"Ma fille, elle n'a que faire des esprits de la nuit. Sa langue maternelle n'est pas le luo [ou dholuo, langue parlée au Kenya et en Tanzanie]. Pas même le swahili. C'est l'anglais. Quand je l'entends parler avec ses copines, c'est du charabia pour moi. Elles prennent un peu de tout... de l'anglais, du swahili, de l'allemand, du luo. Il m'arrive d'en avoir marre, et de leur dire: «Apprenez à parler au moins une langue correctement ! »
— Mais je commence à me résigner... il n'y a rien à faire. Les jeunes vivent dans un monde mélangé. C'est tout aussi bien, je suppose. Finalement, je préfère avoir une fille authentiquement elle-même plutôt qu'authentiquement africaine."
Rukia Odero
On devra s'y faire: nos petits-enfants férus de mangas, de clips
courts sur TikTok, d'une écriture condensée et phonétique, et de tant
d'autres choses dont nous ignorons jusqu'à l'existence sont aussi
cultivés que nous le fûmes, authentiquement eux-mêmes dans un monde aux
influences multiples. Comme l'est aussi d'ailleurs la patiente africaine
reçue hier en consultation, au visage parcheminé et au langage mêlant
un français minimal aux mimiques non-verbales et aux phrases courtes en
swahili destinées à sa fille pour les faire traduire.

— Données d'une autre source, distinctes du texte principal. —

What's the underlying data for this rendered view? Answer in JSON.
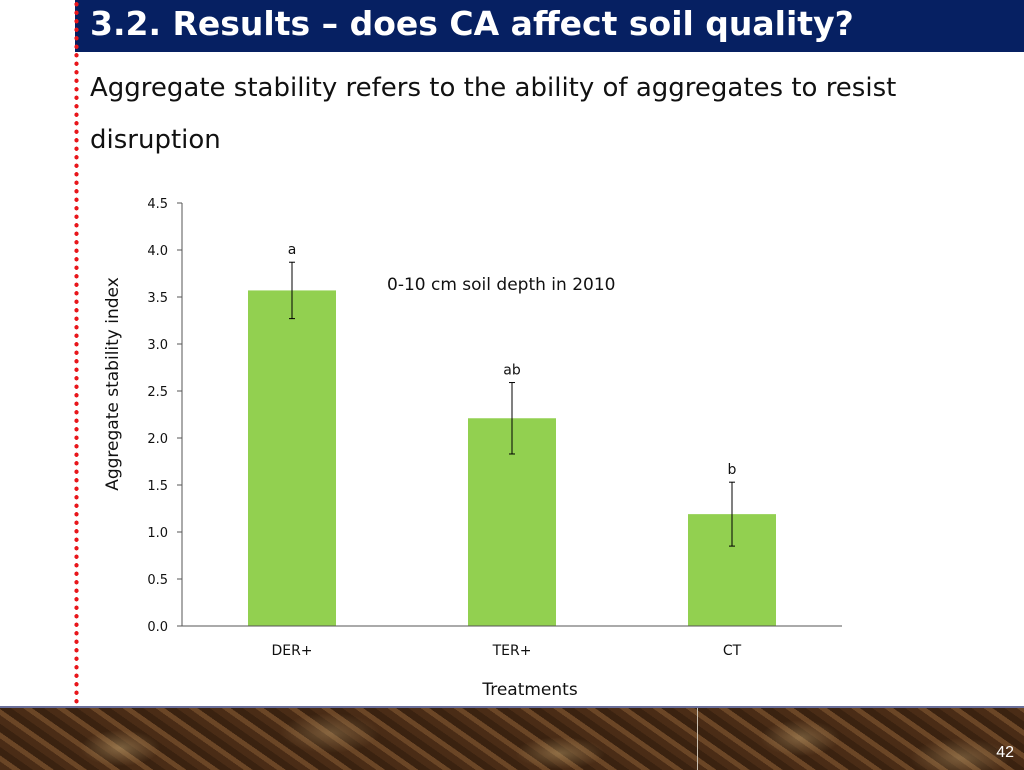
{
  "slide": {
    "title": "3.2. Results – does CA affect soil quality?",
    "subtitle": "Aggregate stability refers to the ability of aggregates to resist disruption",
    "page_number": "42"
  },
  "colors": {
    "title_bar": "#062062",
    "bar": "#92d050",
    "dots": "#e8161b"
  },
  "chart_data": {
    "type": "bar",
    "title": "",
    "annotation": "0-10 cm soil depth in 2010",
    "categories": [
      "DER+",
      "TER+",
      "CT"
    ],
    "values": [
      3.57,
      2.21,
      1.19
    ],
    "error": [
      0.3,
      0.38,
      0.34
    ],
    "significance_labels": [
      "a",
      "ab",
      "b"
    ],
    "xlabel": "Treatments",
    "ylabel": "Aggregate stability index",
    "ylim": [
      0,
      4.5
    ],
    "yticks": [
      "0.0",
      "0.5",
      "1.0",
      "1.5",
      "2.0",
      "2.5",
      "3.0",
      "3.5",
      "4.0",
      "4.5"
    ],
    "grid": false
  }
}
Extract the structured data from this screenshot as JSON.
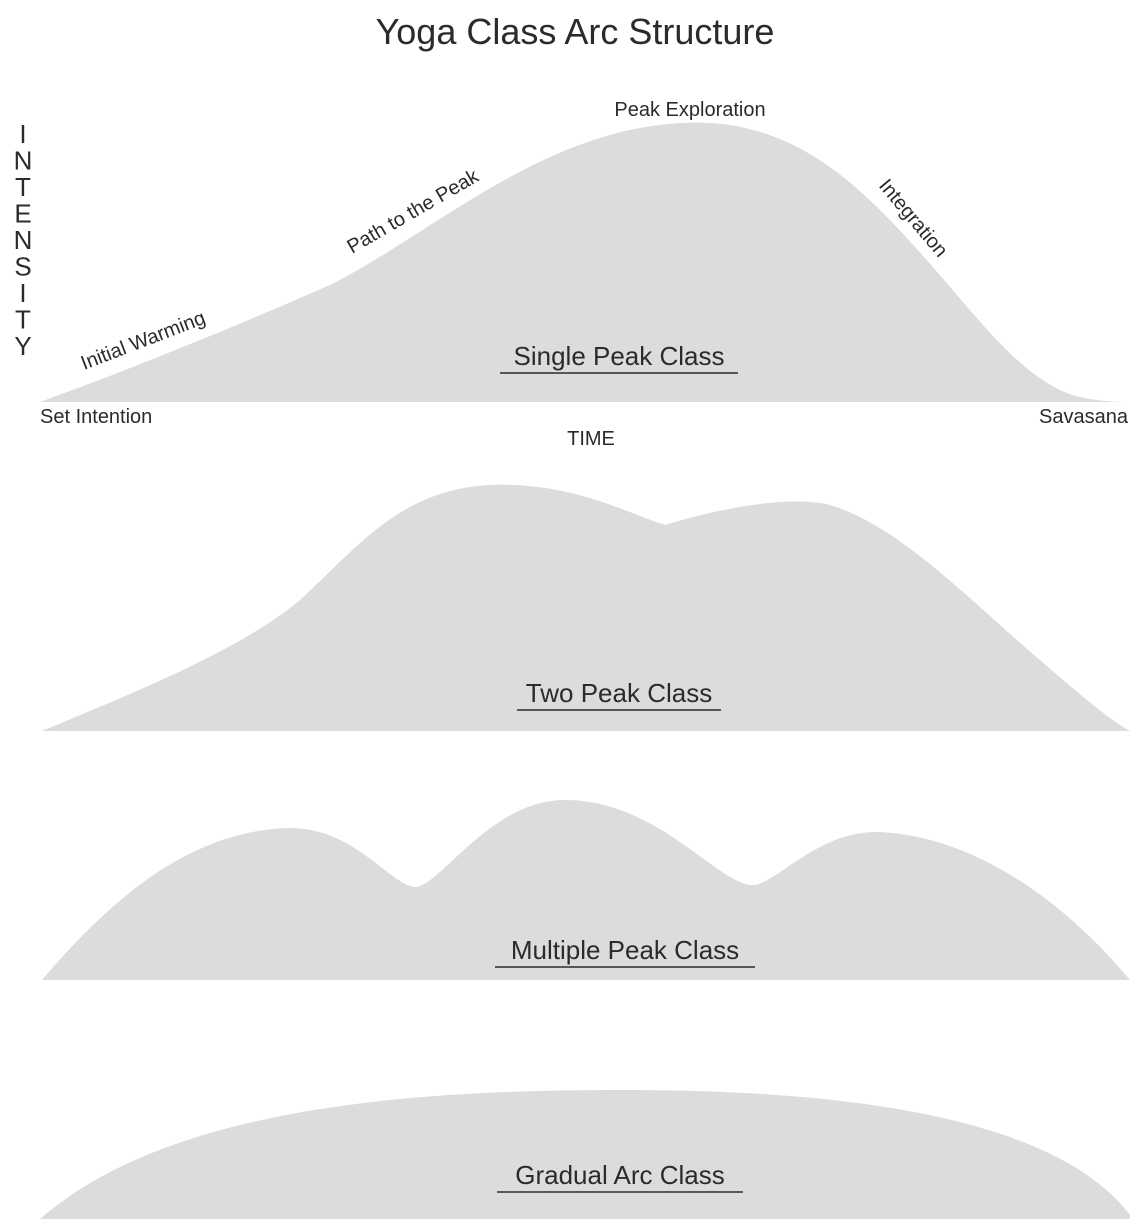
{
  "title": "Yoga Class Arc Structure",
  "axes": {
    "y_label": "INTENSITY",
    "x_label": "TIME"
  },
  "phases": {
    "start": "Set Intention",
    "warming": "Initial Warming",
    "path": "Path to the Peak",
    "peak": "Peak Exploration",
    "integration": "Integration",
    "end": "Savasana"
  },
  "classes": [
    {
      "name": "Single Peak Class"
    },
    {
      "name": "Two Peak Class"
    },
    {
      "name": "Multiple Peak Class"
    },
    {
      "name": "Gradual Arc Class"
    }
  ],
  "colors": {
    "arc_fill": "#dcdcdc",
    "text": "#2b2b2b"
  }
}
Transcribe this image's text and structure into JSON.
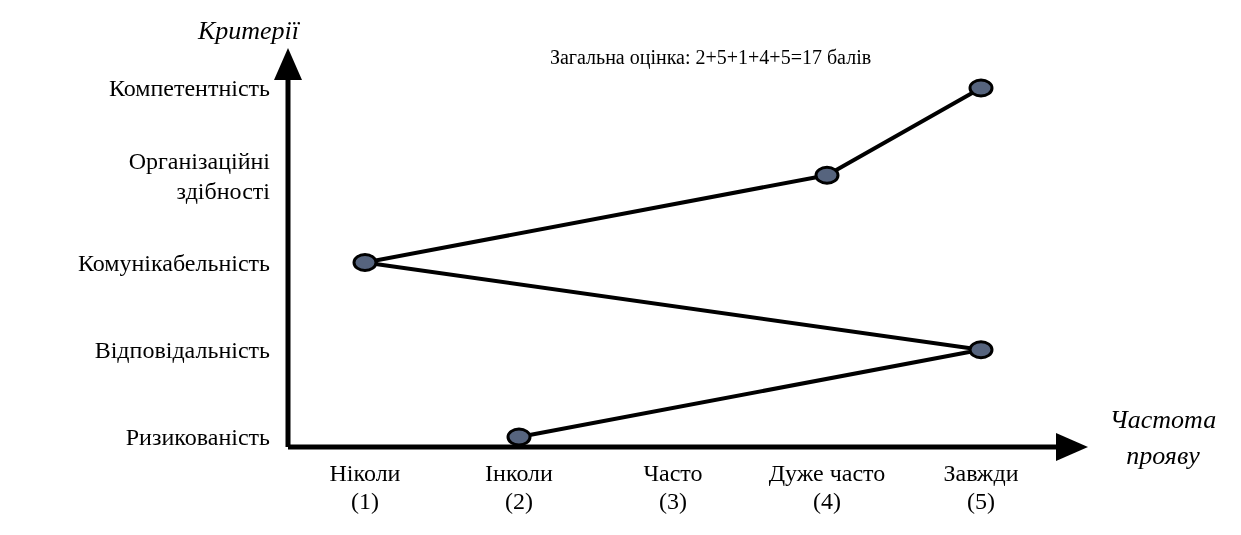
{
  "chart_data": {
    "type": "line",
    "orientation": "horizontal",
    "ylabel": "Критерії",
    "xlabel": "Частота прояву",
    "annotations": [
      "Загальна оцінка: 2+5+1+4+5=17 балів"
    ],
    "categories": [
      "Компетентність",
      "Організаційні здібності",
      "Комунікабельність",
      "Відповідальність",
      "Ризикованість"
    ],
    "series": [
      {
        "color": "#000000",
        "values": [
          5,
          4,
          1,
          5,
          2
        ]
      }
    ],
    "xlim": [
      0.5,
      5.5
    ],
    "xticks": [
      {
        "value": 1,
        "label": "Ніколи (1)"
      },
      {
        "value": 2,
        "label": "Інколи (2)"
      },
      {
        "value": 3,
        "label": "Часто (3)"
      },
      {
        "value": 4,
        "label": "Дуже часто (4)"
      },
      {
        "value": 5,
        "label": "Завжди (5)"
      }
    ],
    "marker": "circle",
    "line_style": "solid",
    "grid": false
  }
}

Cette patiente
emporte sur elle une enfance et une scolarité lointaines en brousse, une
adaptation hasardeuse à des conditions de travail occidentales, un
environnement bilingue, le suivi scolaire difficile de ses propres
enfants. La difficulté de rester authentique à soi-même dans pareil
parcours excuse bien quelques approximations linguistiques.